- Born: 23 May 1962 (age 64)
- Education: St Mary's Secondary School
- Alma mater: Ghana Institute of Management and Public Administration
- Occupations: Pastor, Marriage counsellor, Career guidance advisor
- Organization: Royalhouse Chapel International
- Known for: Spouse to Sam Korankye Ankrah
- Title: Premier Lady of the Royalhouse Chapel International
- Spouse: Sam Korankye Ankrah (m.1986)
- Children: 4

= Rita Korankye Ankrah =

Ghanaian counsellor and minister (born 1962)

Rita Korankye Ankrah (born 23 May 1962) is a Ghanaian career guidance adviser, marriage counsellor, minister and motivational speaker. She is the Founder and President of Royal Ladies Ministries International. She is married to the Apostle General of the Royalhouse Chapel International, Sam Korankye Ankrah, therefore serving in the role of Premier Lady of the church which she co-founded with her husband.

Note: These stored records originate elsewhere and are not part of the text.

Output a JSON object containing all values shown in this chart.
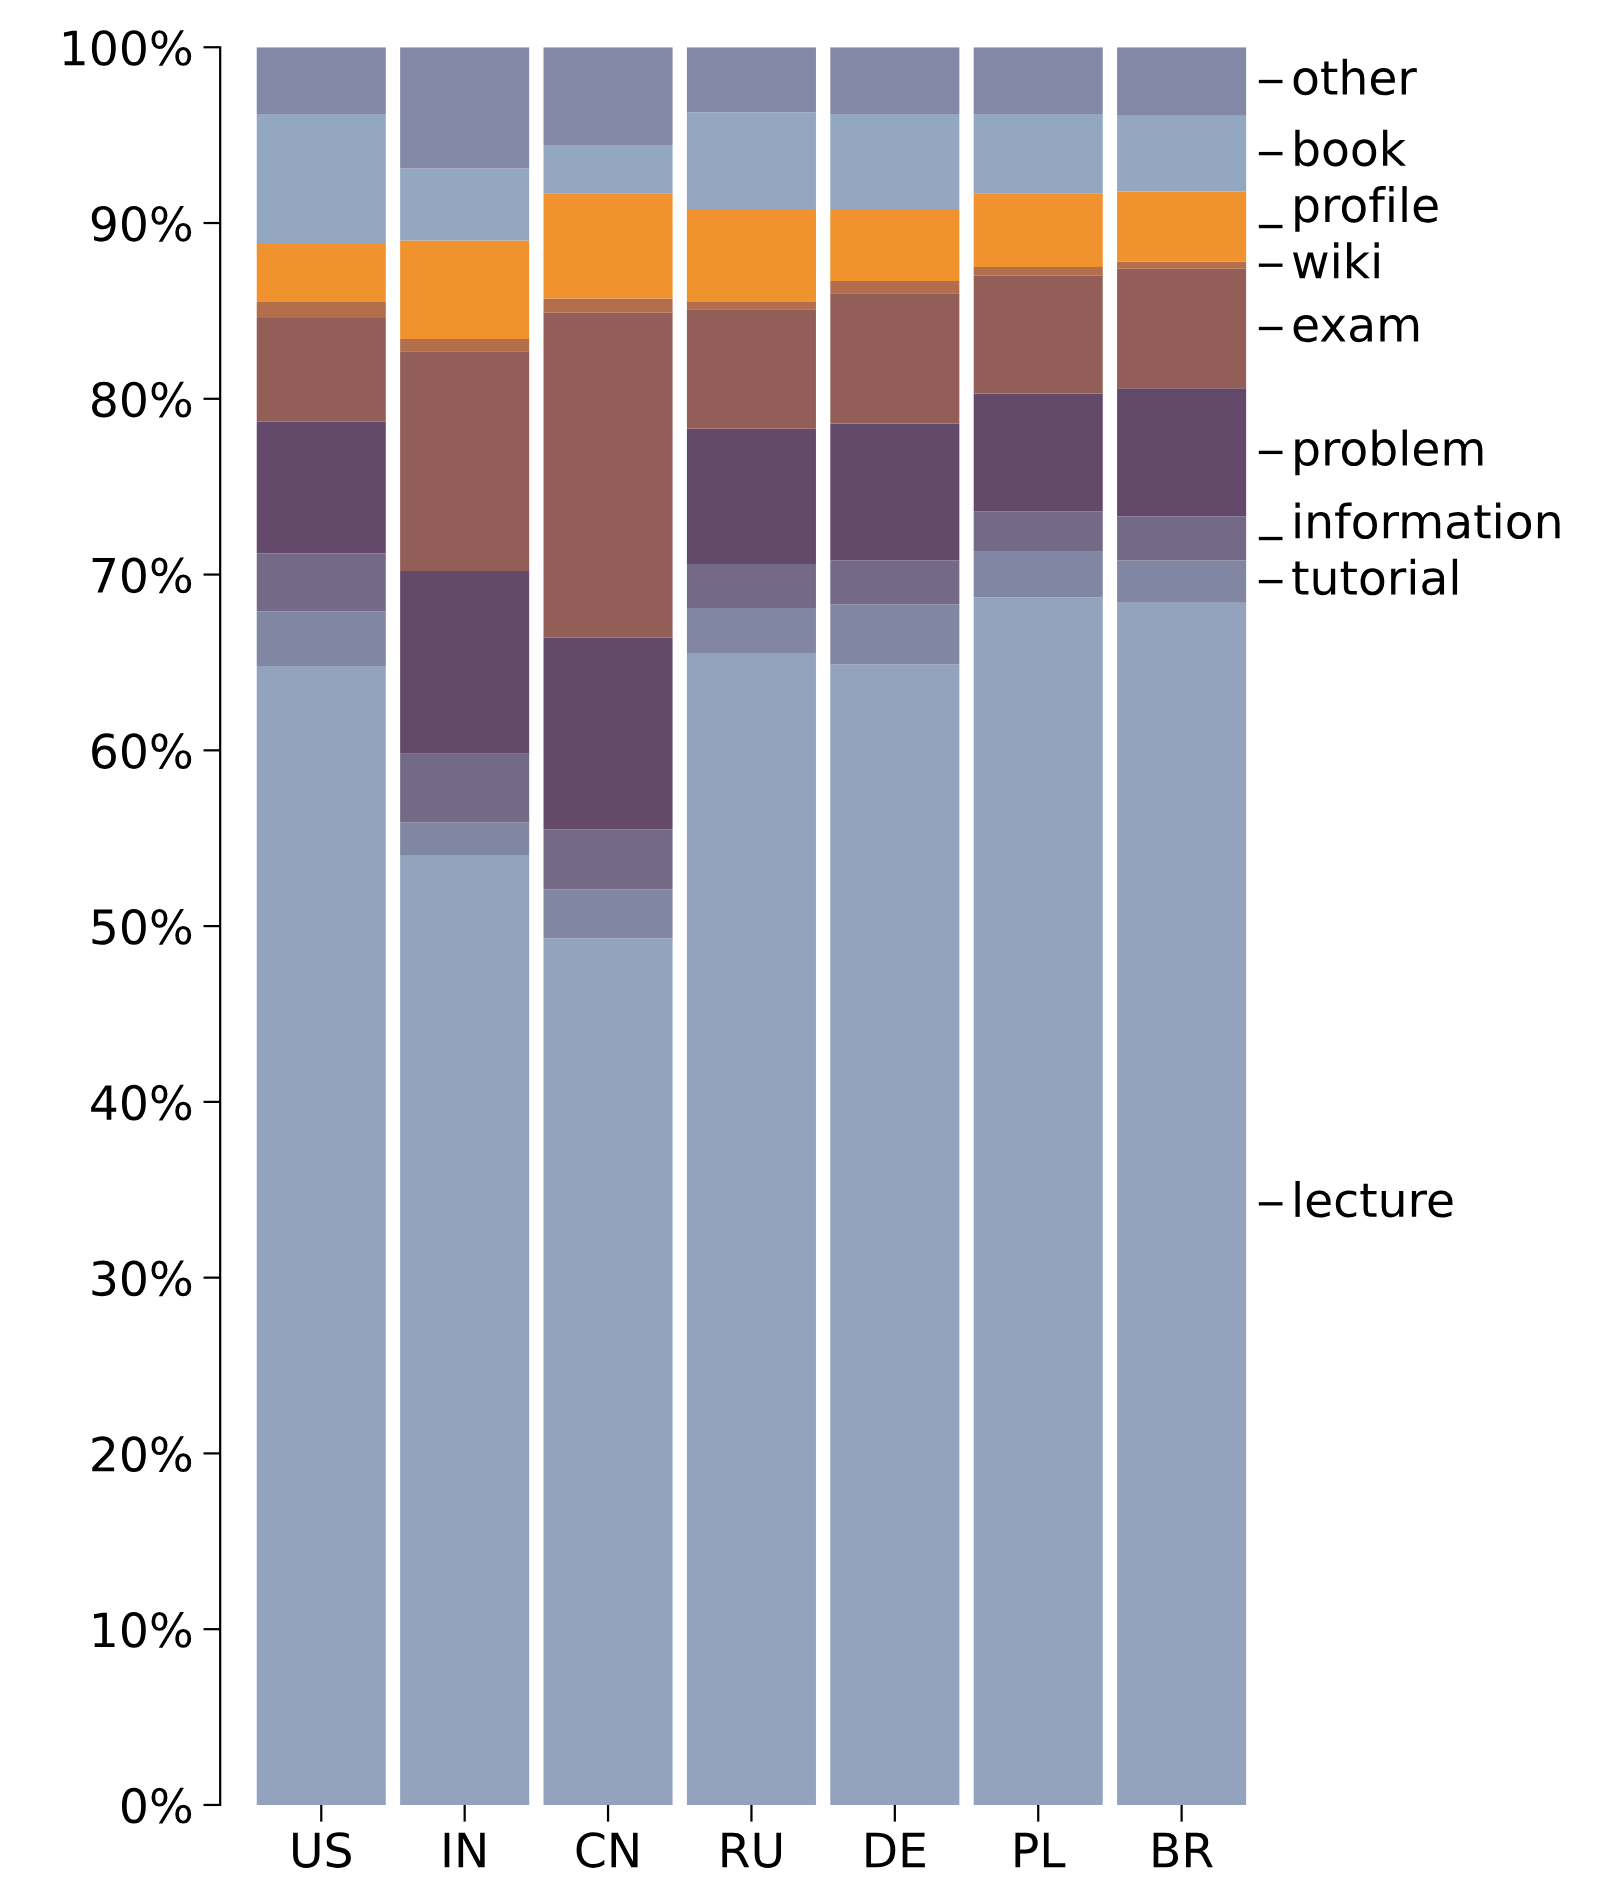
{
  "chart_data": {
    "type": "bar",
    "stacked": true,
    "categories": [
      "US",
      "IN",
      "CN",
      "RU",
      "DE",
      "PL",
      "BR"
    ],
    "series": [
      {
        "name": "lecture",
        "color": "#94a3bd",
        "values": [
          64.8,
          54.0,
          49.3,
          65.5,
          64.9,
          68.7,
          68.4
        ]
      },
      {
        "name": "tutorial",
        "color": "#8186a3",
        "values": [
          3.1,
          1.9,
          2.8,
          2.6,
          3.4,
          2.6,
          2.4
        ]
      },
      {
        "name": "information",
        "color": "#746a87",
        "values": [
          3.3,
          3.9,
          3.4,
          2.5,
          2.5,
          2.3,
          2.5
        ]
      },
      {
        "name": "problem",
        "color": "#634a6b",
        "values": [
          7.5,
          10.4,
          10.9,
          7.7,
          7.8,
          6.7,
          7.3
        ]
      },
      {
        "name": "exam",
        "color": "#945e58",
        "values": [
          5.9,
          12.5,
          18.5,
          6.8,
          7.4,
          6.7,
          6.8
        ]
      },
      {
        "name": "wiki",
        "color": "#b36e4c",
        "values": [
          0.9,
          0.7,
          0.8,
          0.4,
          0.7,
          0.5,
          0.4
        ]
      },
      {
        "name": "profile",
        "color": "#f0922e",
        "values": [
          3.3,
          5.6,
          6.0,
          5.3,
          4.1,
          4.2,
          4.0
        ]
      },
      {
        "name": "book",
        "color": "#93a8c0",
        "values": [
          7.4,
          4.1,
          2.7,
          5.5,
          5.4,
          4.5,
          4.3
        ]
      },
      {
        "name": "other",
        "color": "#8388a6",
        "values": [
          3.8,
          6.9,
          5.6,
          3.7,
          3.8,
          3.8,
          3.9
        ]
      }
    ],
    "ylim": [
      0,
      100
    ],
    "yticks": [
      {
        "value": 0,
        "label": "0%"
      },
      {
        "value": 10,
        "label": "10%"
      },
      {
        "value": 20,
        "label": "20%"
      },
      {
        "value": 30,
        "label": "30%"
      },
      {
        "value": 40,
        "label": "40%"
      },
      {
        "value": 50,
        "label": "50%"
      },
      {
        "value": 60,
        "label": "60%"
      },
      {
        "value": 70,
        "label": "70%"
      },
      {
        "value": 80,
        "label": "80%"
      },
      {
        "value": 90,
        "label": "90%"
      },
      {
        "value": 100,
        "label": "100%"
      }
    ],
    "grid": false,
    "legend": "right"
  }
}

== Early life and education ==
Born on 23 May 1962, Ankrah is an Akan with her father being a native of Akrokerri in the Ashanti Region and her mother from Wassa-Akropong in the Western Region. She was born and bred in Chorkor, a town in the central part of Accra in the Greater Accra Region. Whilst growing up, she was a Catholic and hoped on being a Catholic nun which influenced her in spending part of her school vacation in a Catholic Convent in Agomeya. She started basic school at St. Theresa's School at Kaneshie in Accra. She had her secondary school education at St. Mary's Secondary School, Accra, Ghana completing in 1981.

After completing St. Mary's she proceeded to Zion College where she rewrote her GCE ordinary level. After completion, she enrolled at Accra Technical University then Accra Polytechnic to study for a diploma in Business Studies from 1983 to 1985. She holds other diplomas in Counselling & Psychology, and Entrepreneurial Studies. Whilst working as a full-time minister along with her husband, at the age of 41, she enrolled at Ghana Institute of Management and Public Administration (GIMPA) for a bachelor's degree programme in Business Entrepreneurship and Management completing in 2006. She furthered her education again at GIMPA completing with a master's degree in Governance and Leadership in 2010.

== Career ==

=== Royalhouse Chapel International ===
Whilst her husband, Sam travelled to Netherlands to study, he had a spiritual encounter on 19 June 1991, where God told him to return to ministry full-time in Ghana. Before he returned to Ghana in November 1992, he gave her the approval to start Sunday services with members of the Showers of Blessings, which took place at the GES Model Nursery School in Accra with 12 adults and 12 children attending the first Sunday service.

She is the Founder and President of Royal Ladies Ministries International, the women's wing of the Royalhouse Chapel International, which she founded in 1994. She worked in the banking sector for 10 years before quitting her job to enter into full time ministry with her husband in 1998.

=== Other ventures ===
Ankrah runs other businesses aside from serving in the Royalhouse Chapel International Ministry, including a catering and event planning service.

== Personal life ==
In 1982, Rita met her husband, Sam Korankye Ankrah whilst he was on evangelism duty in her school at Zion College. They got married on 6 September 1986 when she was 24 years. The couple have four children: Nana Akos, Paapa, Naa Dromo and Mawuena. In 2016, the couple celebrated their 30th Marriage Anniversary.